Obie kabiny prysznicowe będą miały ostatecznie wymiar 100x80 cm. Te wszystkie elementy mają być dostarczone w ciągu tygodnia, więc sprzedawca wysłał nam mailem informacje o zakresie regulacji kabin, żeby nasi płytkarze wiedzieli, jak fugami tam kombinować.
20.08 mąż kupił płytki podłogowe do kuchni, wiatrołapu, korytarza: Rancho Ran 03 Ciemny Beż 20x60. 65.50 zł za metr kwadratowy. W sumie 23 m2 za 1509.06 zł. Na dniach mają je przywieźć:)
No i najważniejsze - wczoraj, 19 sierpnia, przyszli płytkarze:) Mąż w tamtym tygodniu zadzwonił do dwóch facetów, którzy byli wcześniej (z Oferteo:)) na wycenie. Wtedy im odmówiliśmy, bo zdecydowaliśmy się na tego, co miał zrobić sufit podwieszany i łazienki. Ale teraz zadzwoniliśmy do nich i zgodzili się przyjść w ciągu tygodnia:)
Wczoraj zdążyli już zrobić odpływy liniowe i wylewki w obu prysznicach.
Dzisiaj mają robić hydroizolację:)
Jakieś fatum naprawdę nad nami zawisło:( W środę 14 sierpnia zadzwonił pan od płytek, że “wczoraj złamał nogę”... Nie wiem na ile to prawda, ale nie ma to znaczenia… Istotne jest to, że musimy kogoś innego znaleźć, na już. Bo w zasadzie już można by kłaść płytki w łazience.

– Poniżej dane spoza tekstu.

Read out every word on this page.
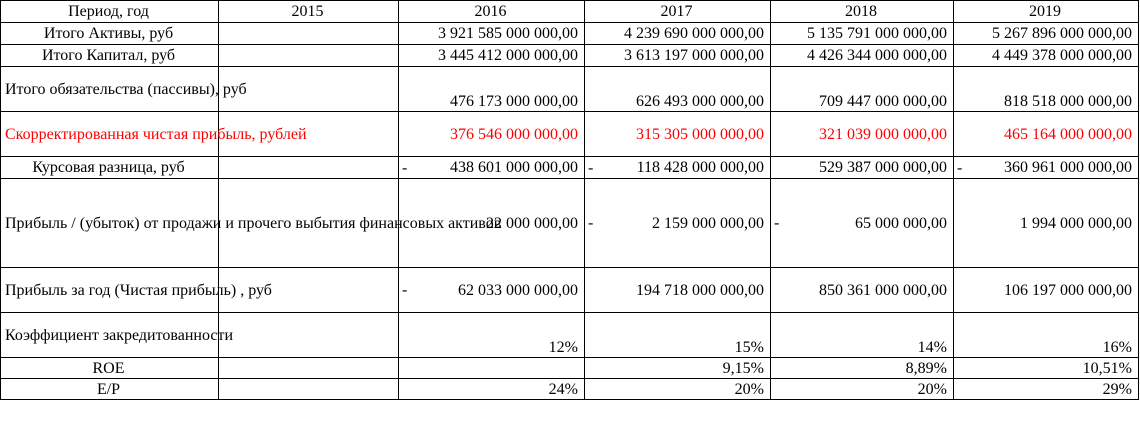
Период, год	2015	2016	2017	2018	2019
Итого Активы, руб		3 921 585 000 000,00	4 239 690 000 000,00	5 135 791 000 000,00	5 267 896 000 000,00
Итого Капитал, руб		3 445 412 000 000,00	3 613 197 000 000,00	4 426 344 000 000,00	4 449 378 000 000,00
Итого обязательства (пассивы), руб		476 173 000 000,00	626 493 000 000,00	709 447 000 000,00	818 518 000 000,00
Скорректированная чистая прибыль, рублей		376 546 000 000,00	315 305 000 000,00	321 039 000 000,00	465 164 000 000,00
Курсовая разница, руб		- 438 601 000 000,00	- 118 428 000 000,00	529 387 000 000,00	- 360 961 000 000,00
Прибыль / (убыток) от продажи и прочего выбытия финансовых активов		22 000 000,00	- 2 159 000 000,00	- 65 000 000,00	1 994 000 000,00
Прибыль за год (Чистая прибыль) , руб		- 62 033 000 000,00	194 718 000 000,00	850 361 000 000,00	106 197 000 000,00
Коэффициент закредитованности		12%	15%	14%	16%
ROE			9,15%	8,89%	10,51%
E/P		24%	20%	20%	29%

Przynajmniej sufit podwieszany na parterze zdążył skończyć:)
Jedyny plus ostatnich dni to to, że tego samego dnia (14.08) wykonawca zaczął sufity podwieszane na poddaszu robić. Teoretycznie, jak nic się nie skrzaczy, to w poniedziałek powinni skończyć.
Efekt jednego dnia pracy ma zdjęciach.
Zaczął się u nas jakiś bardzo pechowy okres.
12.08.2019 kurier przywiózł umywalkę Rima 60. Ja byłam wtedy w pracy, paczkę odebrała moja mama. Jak wróciłam z pracy, to ją odpakowałam. I kicha. Mocno uszkodzona jest. Ułamany fragment leży w środku:(
Protokołu szkody nie mam, ponieważ paczka była tak zapakowana, że nie widać było na niej żadnych uszkodzeń i moja mama nie pomyślała, żeby od razu przy kurierze cokolwiek otwierać.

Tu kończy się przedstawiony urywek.